Never Too Late

“I can still hear in my mind the hooting and chanting as they came along the path,” said centenarian John VanHouten, his hearing keen to pick up what his failing eyesight missed.

“That’s the tribe from the next mountain coming,” one of the villagers told him. “They keep time to their marching as they come along.” The sound was the last of three different Hupla-language groups who converged on the village of Soba in Papua, Indonesia, last December for a three-day celebration to receive the completed Bible in their own language. John VanHouten greeting

The experience of witnessing the tribe’s excitement over God’s Word was the icing on the cake for John after having spent two years living in Papua with his family—which meant four generations were living there at one time!

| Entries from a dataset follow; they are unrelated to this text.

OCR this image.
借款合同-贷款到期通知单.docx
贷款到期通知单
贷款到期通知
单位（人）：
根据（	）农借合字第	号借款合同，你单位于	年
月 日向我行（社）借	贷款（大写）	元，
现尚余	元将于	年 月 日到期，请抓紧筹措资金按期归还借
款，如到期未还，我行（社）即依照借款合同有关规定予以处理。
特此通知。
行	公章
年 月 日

John was much more than a visitor; he had a very active role in serving the Papuan people.

“I’m the type that doesn’t like to sit around and do nothing,” explains John who, according to immigration officials, at the age of 98 was the oldest man ever to visit Papua.

Not long after arriving, he was helping Papuan students at TITIP (Training Indonesians for Transition to Institutional Programs), which serves as an English/discipleship school. He would spend his weekdays there, listening to the students read and helping them improve their English.

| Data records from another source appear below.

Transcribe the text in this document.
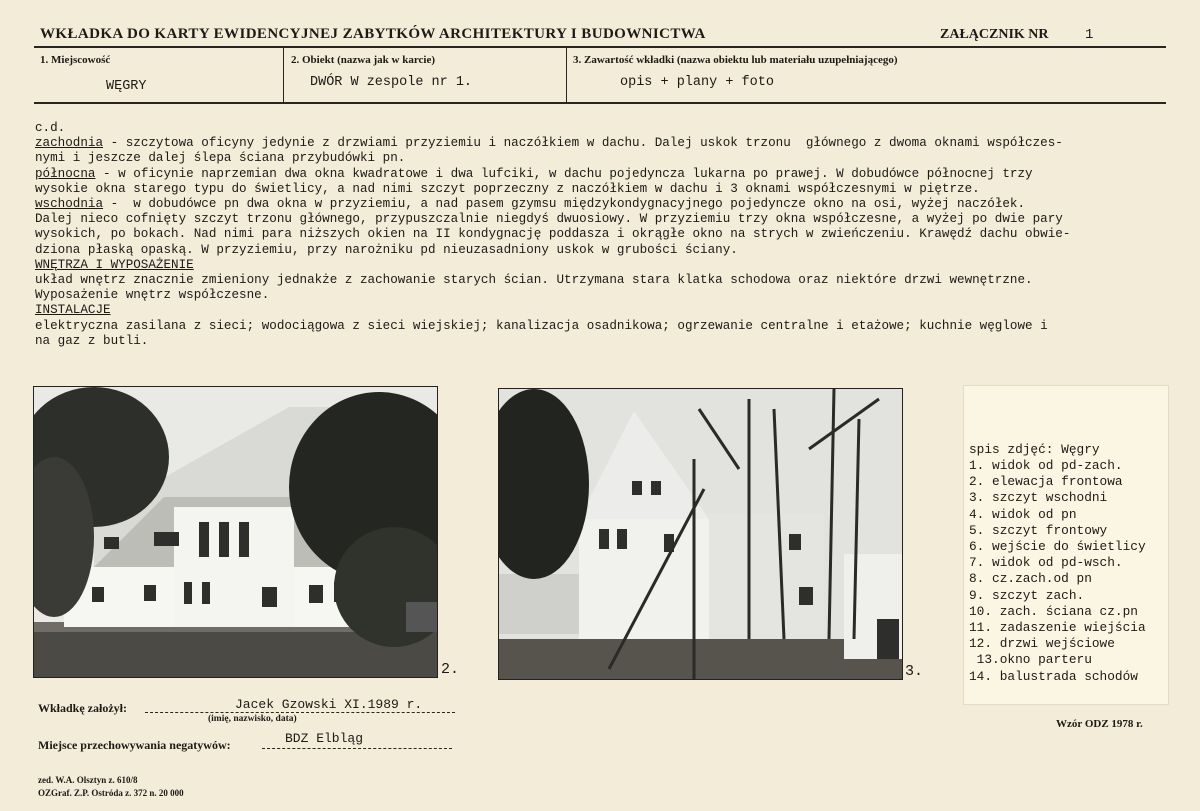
WKŁADKA DO KARTY EWIDENCYJNEJ ZABYTKÓW ARCHITEKTURY I BUDOWNICTWA	ZAŁĄCZNIK NR	1
1. Miejscowość
WĘGRY
2. Obiekt (nazwa jak w karcie)
DWÓR W zespole nr 1.
3. Zawartość wkładki (nazwa obiektu lub materiału uzupełniającego)
opis + plany + foto
c.d.
zachodnia - szczytowa oficyny jedynie z drzwiami przyziemiu i naczółkiem w dachu. Dalej uskok trzonu  głównego z dwoma oknami współczes-
nymi i jeszcze dalej ślepa ściana przybudówki pn.
północna - w oficynie naprzemian dwa okna kwadratowe i dwa lufciki, w dachu pojedyncza lukarna po prawej. W dobudówce północnej trzy
wysokie okna starego typu do świetlicy, a nad nimi szczyt poprzeczny z naczółkiem w dachu i 3 oknami współczesnymi w piętrze.
wschodnia -  w dobudówce pn dwa okna w przyziemiu, a nad pasem gzymsu międzykondygnacyjnego pojedyncze okno na osi, wyżej naczółek.
Dalej nieco cofnięty szczyt trzonu głównego, przypuszczalnie niegdyś dwuosiowy. W przyziemiu trzy okna współczesne, a wyżej po dwie pary
wysokich, po bokach. Nad nimi para niższych okien na II kondygnację poddasza i okrągłe okno na strych w zwieńczeniu. Krawędź dachu obwie-
dziona płaską opaską. W przyziemiu, przy narożniku pd nieuzasadniony uskok w grubości ściany.
WNĘTRZA I WYPOSAŻENIE
układ wnętrz znacznie zmieniony jednakże z zachowanie starych ścian. Utrzymana stara klatka schodowa oraz niektóre drzwi wewnętrzne.
Wyposażenie wnętrz współczesne.
INSTALACJE
elektryczna zasilana z sieci; wodociągowa z sieci wiejskiej; kanalizacja osadnikowa; ogrzewanie centralne i etażowe; kuchnie węglowe i
na gaz z butli.
2.	3.
spis zdjęć: Węgry
1. widok od pd-zach.
2. elewacja frontowa
3. szczyt wschodni
4. widok od pn
5. szczyt frontowy
6. wejście do świetlicy
7. widok od pd-wsch.
8. cz.zach.od pn
9. szczyt zach.
10. zach. ściana cz.pn
11. zadaszenie wiejścia
12. drzwi wejściowe
13.okno parteru
14. balustrada schodów
Wkładkę założył:	Jacek Gzowski XI.1989 r.
(imię, nazwisko, data)
Miejsce przechowywania negatywów:	BDZ Elbląg
Wzór ODZ 1978 r.
zed. W.A. Olsztyn z. 610/8
OZGraf. Z.P. Ostróda z. 372 n. 20 000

“After a week or two, they were calling me ‘Grandpa,’ ” said John, and saying ‘good to see you. We love you.’ They had already graduated from high school and many had already graduated from college. It was just a wonderful experience to get together with those young people.”

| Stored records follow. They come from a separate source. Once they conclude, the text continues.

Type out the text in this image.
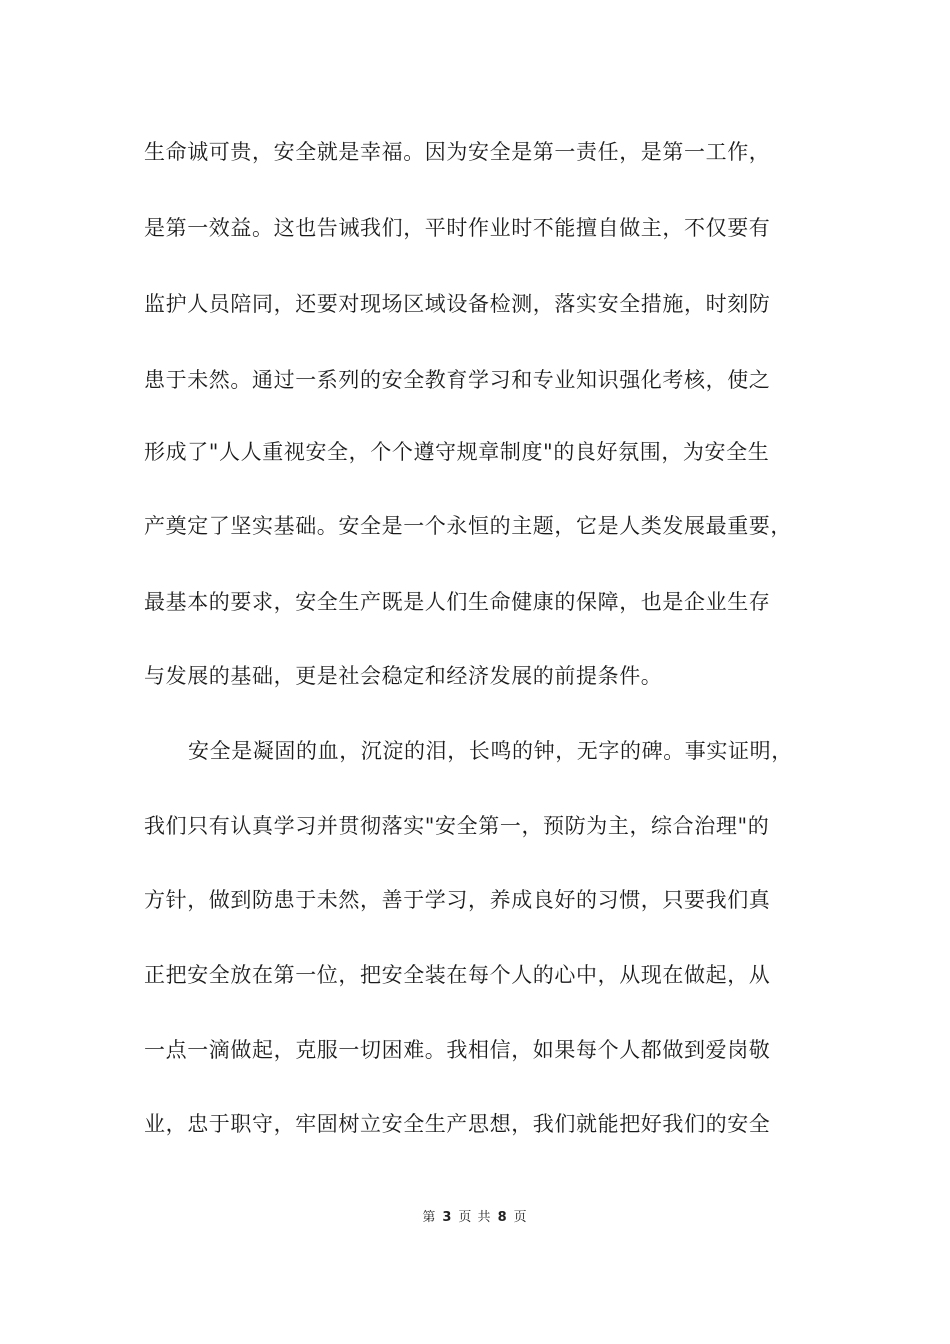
生命诚可贵，安全就是幸福。因为安全是第一责任，是第一工作，
是第一效益。这也告诫我们，平时作业时不能擅自做主，不仅要有
监护人员陪同，还要对现场区域设备检测，落实安全措施，时刻防
患于未然。通过一系列的安全教育学习和专业知识强化考核，使之
形成了"人人重视安全，个个遵守规章制度"的良好氛围，为安全生
产奠定了坚实基础。安全是一个永恒的主题，它是人类发展最重要，
最基本的要求，安全生产既是人们生命健康的保障，也是企业生存
与发展的基础，更是社会稳定和经济发展的前提条件。
安全是凝固的血，沉淀的泪，长鸣的钟，无字的碑。事实证明，
我们只有认真学习并贯彻落实"安全第一，预防为主，综合治理"的
方针，做到防患于未然，善于学习，养成良好的习惯，只要我们真
正把安全放在第一位，把安全装在每个人的心中，从现在做起，从
一点一滴做起，克服一切困难。我相信，如果每个人都做到爱岗敬
业，忠于职守，牢固树立安全生产思想，我们就能把好我们的安全
第 3 页 共 8 页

This wasn’t John’s first exposure to Papua; he visited his daughter Joan Wiley and her husband Wally, who now serves as MAF chief advisor in Indonesia, four times at various points during their 32 years of service with MAF in Papua—making it a point to visit after the births of each of his grandchildren.

As far as being there with his family goes, John says it was “outstanding.”

“This was just a wonderful way to bind us together,” said John. “It’s one thing to say hello to a 4-year-old on the telephone, but it doesn’t mean much until you can actually pick them up and hug them and so forth.”

While John was saved at the age of 16 and since then has had a heart for foreign missions, including serving on the mission board of his church in Bloomfield, New Jersey, these two years in Papua were really his foray into overseas service.

John is grateful to have played an active role in the legacy that Joan and Wally and their kids will have in Indonesia. “I can do it with a real measure of thanksgiving. I am so glad that I had this opportunity and I’ve passed it on to my other children, the same idea, that they should get out into the field where the harvest is being made and take advantage of the opportunity we all have of serving and expressing our thanks to the Lord.”

When asked why it was important to keep serving the Lord all the days of his life, John had this beautiful response: “I think if anyone is in love with the Lord Jesus, they want to stay in close contact with Him. And the only way to do it is to be serving Him. And so, I think it is most important even for me at this age to want to continue to be of service for the Lord. I think that I owe it to Him because of the salvation which he granted to me.”